Re: [PATCH v2] x86-64: use 32-bit XOR to zero registers

From: Ingo Molnar
Date: Thu Jul 05 2018 - 03:12:24 EST

* Pavel Machek <pavel@xxxxxx> wrote:

> On Mon 2018-07-02 04:31:54, Jan Beulich wrote:
> > Some Intel CPUs don't recognize 64-bit XORs as zeroing idioms. Zeroing
> > idioms don't require execution bandwidth, as they're being taken care
> > of in the frontend (through register renaming). Use 32-bit XORs instead.
> >
> > Signed-off-by: Jan Beulich <jbeulich@xxxxxxxx>
> > @@ -702,7 +702,7 @@ _no_extra_mask_1_\@:
> >
> > # GHASH computation for the last <16 Byte block
> > GHASH_MUL \AAD_HASH, %xmm13, %xmm0, %xmm10, %xmm11, %xmm5, %xmm6
> > - xor %rax,%rax
> > + xor %eax, %eax
> >
> > mov %rax, PBlockLen(%arg2)
> > jmp _dec_done_\@
> This is rather subtle... and looks like a bug. To zero 64-bit
> register, you zero its lower half, relying on implicit zeroing of the
> upper half. Wow.
> Perhaps we should get comments in the code?
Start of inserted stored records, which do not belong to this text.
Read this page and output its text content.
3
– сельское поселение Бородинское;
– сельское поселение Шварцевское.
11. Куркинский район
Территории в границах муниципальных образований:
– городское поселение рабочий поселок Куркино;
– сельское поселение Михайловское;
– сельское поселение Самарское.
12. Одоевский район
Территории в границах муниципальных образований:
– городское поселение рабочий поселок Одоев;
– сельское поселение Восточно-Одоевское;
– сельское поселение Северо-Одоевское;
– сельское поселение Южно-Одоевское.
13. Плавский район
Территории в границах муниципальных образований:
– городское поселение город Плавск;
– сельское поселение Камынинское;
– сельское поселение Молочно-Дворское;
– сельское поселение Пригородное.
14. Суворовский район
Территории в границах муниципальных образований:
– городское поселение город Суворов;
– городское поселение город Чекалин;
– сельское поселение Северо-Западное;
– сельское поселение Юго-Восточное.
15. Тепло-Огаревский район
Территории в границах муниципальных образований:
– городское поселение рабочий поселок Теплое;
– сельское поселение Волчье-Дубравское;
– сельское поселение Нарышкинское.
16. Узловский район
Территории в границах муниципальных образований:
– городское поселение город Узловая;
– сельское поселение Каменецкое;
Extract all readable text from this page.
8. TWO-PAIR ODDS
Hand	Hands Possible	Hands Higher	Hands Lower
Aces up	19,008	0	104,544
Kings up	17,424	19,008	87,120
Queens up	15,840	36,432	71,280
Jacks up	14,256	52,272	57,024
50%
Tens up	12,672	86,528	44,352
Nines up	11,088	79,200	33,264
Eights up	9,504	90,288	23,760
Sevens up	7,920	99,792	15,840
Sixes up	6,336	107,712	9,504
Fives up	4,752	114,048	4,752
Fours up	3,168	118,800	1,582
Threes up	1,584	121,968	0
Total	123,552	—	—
Because the explicit code
> is more readable...

The automatic zero-extension of 32-bit ops to the full 64-bit register is a basic,
fundamental and well-known x86-64 idiom in use in literally hundreds of places in
x86-64 assembly code.

We sometimes document zero-extension on entry boundaries where we want to make it
really clear what information gets (and what doesn't get) into the kernel, but
generally it only needs documentation is the (very rare) cases where it's *not*

Also, why would it be a bug?